As noted in the WaPo’s second fact-check, I don’t think the phrase “IRS Code” is inherently misleading. Yes, Congress presents the actual laws to the President for signature, but the IRS plays a fairly big role in administering the tax system. Many statutes leave discretion for the IRS to choose between, for example, interpretation A or interpretation B, and public frustration over that choice can be fairly targeted towards the agency. Some statutes don’t even operate unless the IRS issues implementing regulations, and again, I don’t see anything wrong with expressing dissatisfaction towards the IRS regarding those laws, even if they were drafted by Congress.

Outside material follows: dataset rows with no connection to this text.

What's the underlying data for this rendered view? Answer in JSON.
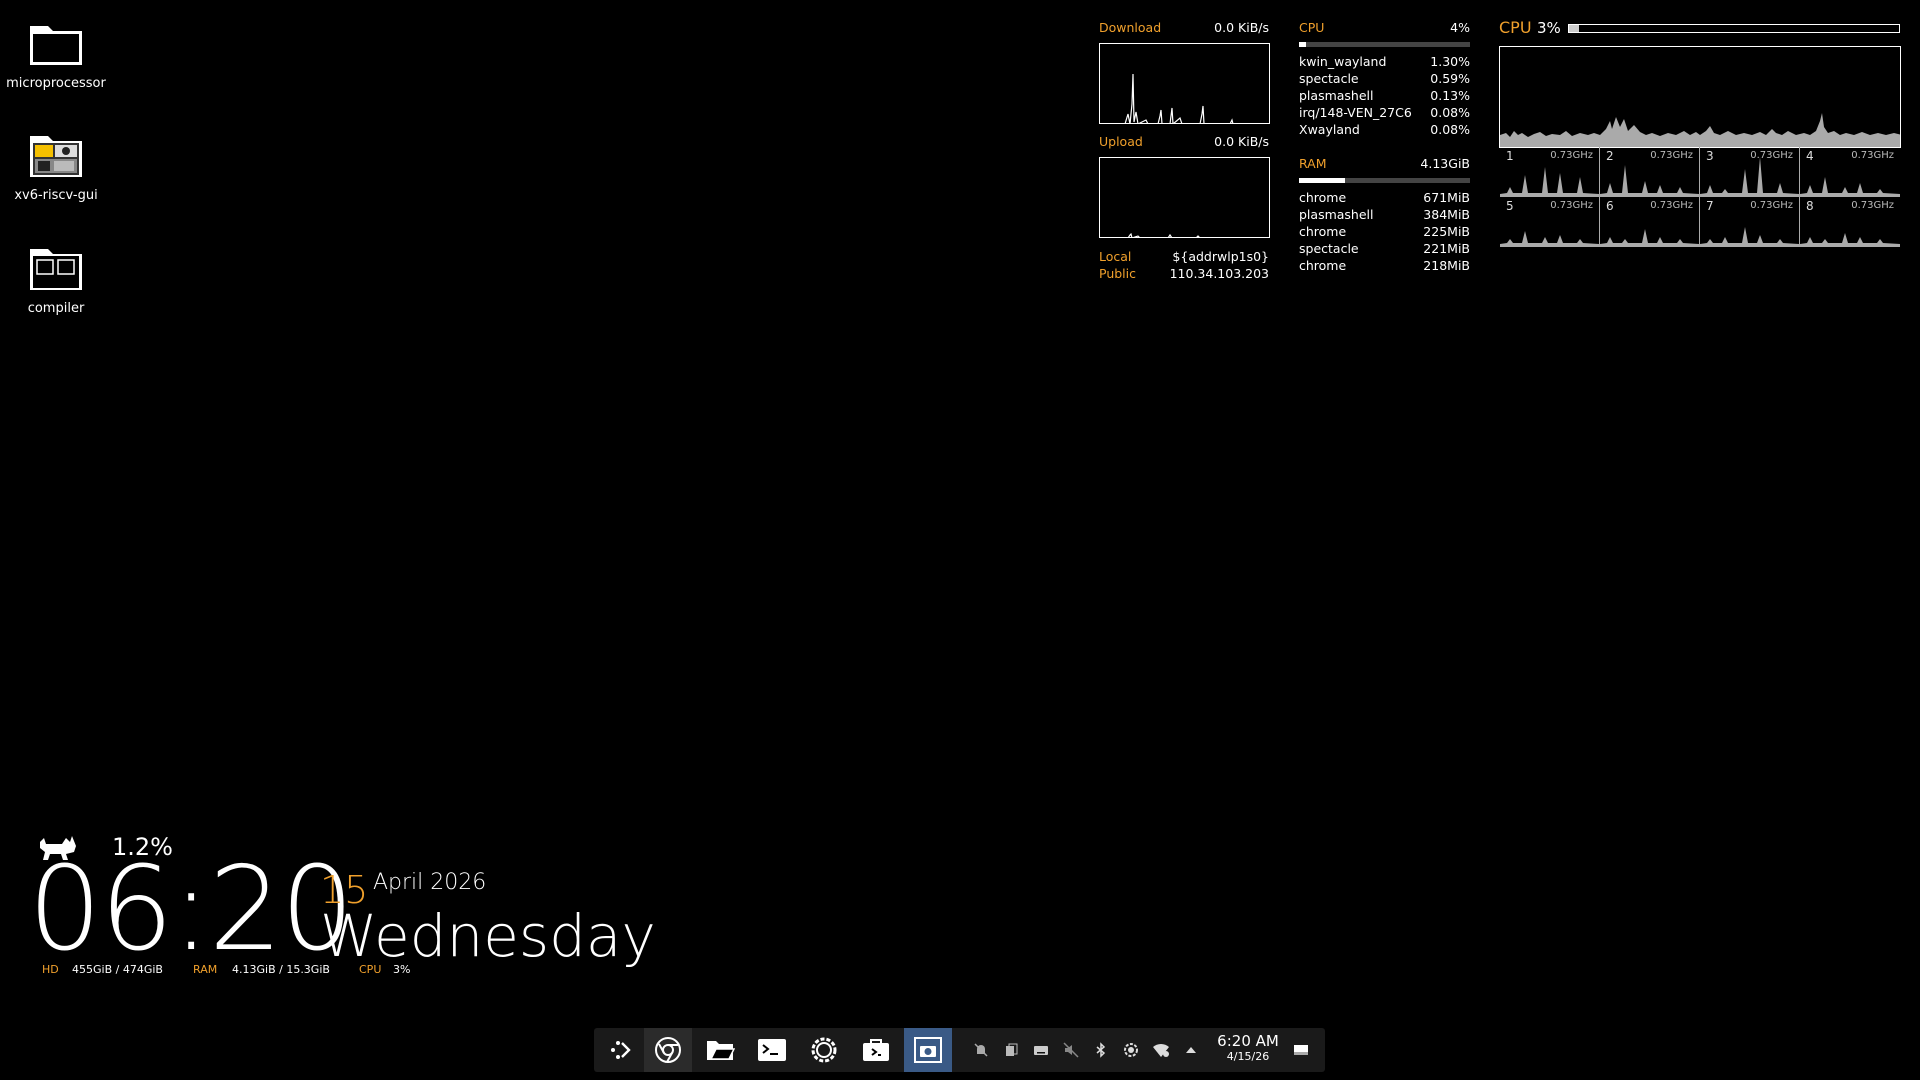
{
  "desktop_icons": [
    {
      "label": "microprocessor",
      "icon": "folder-icon"
    },
    {
      "label": "xv6-riscv-gui",
      "icon": "folder-thumbnail-icon"
    },
    {
      "label": "compiler",
      "icon": "folder-windows-icon"
    }
  ],
  "network": {
    "download_label": "Download",
    "download_value": "0.0 KiB/s",
    "upload_label": "Upload",
    "upload_value": "0.0 KiB/s",
    "local_label": "Local",
    "local_value": "${addrwlp1s0}",
    "public_label": "Public",
    "public_value": "110.34.103.203"
  },
  "cpu_processes": {
    "label": "CPU",
    "value": "4%",
    "usage_fraction": 0.04,
    "items": [
      {
        "name": "kwin_wayland",
        "value": "1.30%"
      },
      {
        "name": "spectacle",
        "value": "0.59%"
      },
      {
        "name": "plasmashell",
        "value": "0.13%"
      },
      {
        "name": "irq/148-VEN_27C6",
        "value": "0.08%"
      },
      {
        "name": "Xwayland",
        "value": "0.08%"
      }
    ]
  },
  "ram_processes": {
    "label": "RAM",
    "value": "4.13GiB",
    "usage_fraction": 0.27,
    "items": [
      {
        "name": "chrome",
        "value": "671MiB"
      },
      {
        "name": "plasmashell",
        "value": "384MiB"
      },
      {
        "name": "chrome",
        "value": "225MiB"
      },
      {
        "name": "spectacle",
        "value": "221MiB"
      },
      {
        "name": "chrome",
        "value": "218MiB"
      }
    ]
  },
  "cpu_cores": {
    "label": "CPU",
    "value": "3%",
    "usage_fraction": 0.03,
    "cores": [
      {
        "num": "1",
        "freq": "0.73GHz"
      },
      {
        "num": "2",
        "freq": "0.73GHz"
      },
      {
        "num": "3",
        "freq": "0.73GHz"
      },
      {
        "num": "4",
        "freq": "0.73GHz"
      },
      {
        "num": "5",
        "freq": "0.73GHz"
      },
      {
        "num": "6",
        "freq": "0.73GHz"
      },
      {
        "num": "7",
        "freq": "0.73GHz"
      },
      {
        "num": "8",
        "freq": "0.73GHz"
      }
    ]
  },
  "clock": {
    "cat_percent": "1.2%",
    "time": "06:20",
    "day": "15",
    "month_year": "April 2026",
    "weekday": "Wednesday",
    "hd_label": "HD",
    "hd_value": "455GiB / 474GiB",
    "ram_label": "RAM",
    "ram_value": "4.13GiB / 15.3GiB",
    "cpu_label": "CPU",
    "cpu_value": "3%"
  },
  "taskbar": {
    "apps": [
      {
        "icon": "app-launcher-icon"
      },
      {
        "icon": "chrome-icon"
      },
      {
        "icon": "file-manager-icon"
      },
      {
        "icon": "terminal-icon"
      },
      {
        "icon": "settings-icon"
      },
      {
        "icon": "store-icon"
      },
      {
        "icon": "screenshot-icon"
      }
    ],
    "tray_icons": [
      "notifications-off-icon",
      "clipboard-icon",
      "keyboard-icon",
      "volume-muted-icon",
      "bluetooth-icon",
      "brightness-icon",
      "wifi-icon",
      "chevron-up-icon"
    ],
    "time": "6:20 AM",
    "date": "4/15/26",
    "show_desktop_icon": "show-desktop-icon"
  },
  "colors": {
    "accent": "#f0a02c",
    "background": "#000000",
    "taskbar": "#1a1a1a",
    "focused": "#3a5a86"
  }
}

More generally, I think it’s perfectly appropriate to hold the executive branch to some extent accountable for the contents of our laws. Every election season, Presidents make legislation-related campaign promises, and there’s little doubt that the executive branch, through the veto power or otherwise, exercises significant influence in shaping statutes. When tax rates were lowered in 2001, for example, persons across the ideological spectrum referred to the statutory changes as the “Bush Tax Cuts,” even though Congress presented the bill for to him for signature. So I don’t think that attributing some responsibility to the executive branch for the tax laws is somehow a gambit played only by Tea Party conservatives. All of us naturally associate many laws with the President, who really is the Legislator-in-Chief.
Of course, politicians use words for political purposes, and someone who proclaims that we should “Abolish the IRS and scrap the IRS Code” either has no idea what he’s talking about or is being deliberately inflammatory. But the mere fact that a politician might make political use of a term does not make that term inherently troublesome. Otherwise, we’d have to scrap all kinds of words from our vocabulary, including “is.”
The phrase “IRS Code” strikes me as a bit sloppy, and people probably started using it by confusing it with “IRC” (the Internal Revenue Code). But, unlike my academic colleagues, I don’t feel like someone threw acid in my eyes whenever I see the phrase. I don’t think the general public should feel that way, either.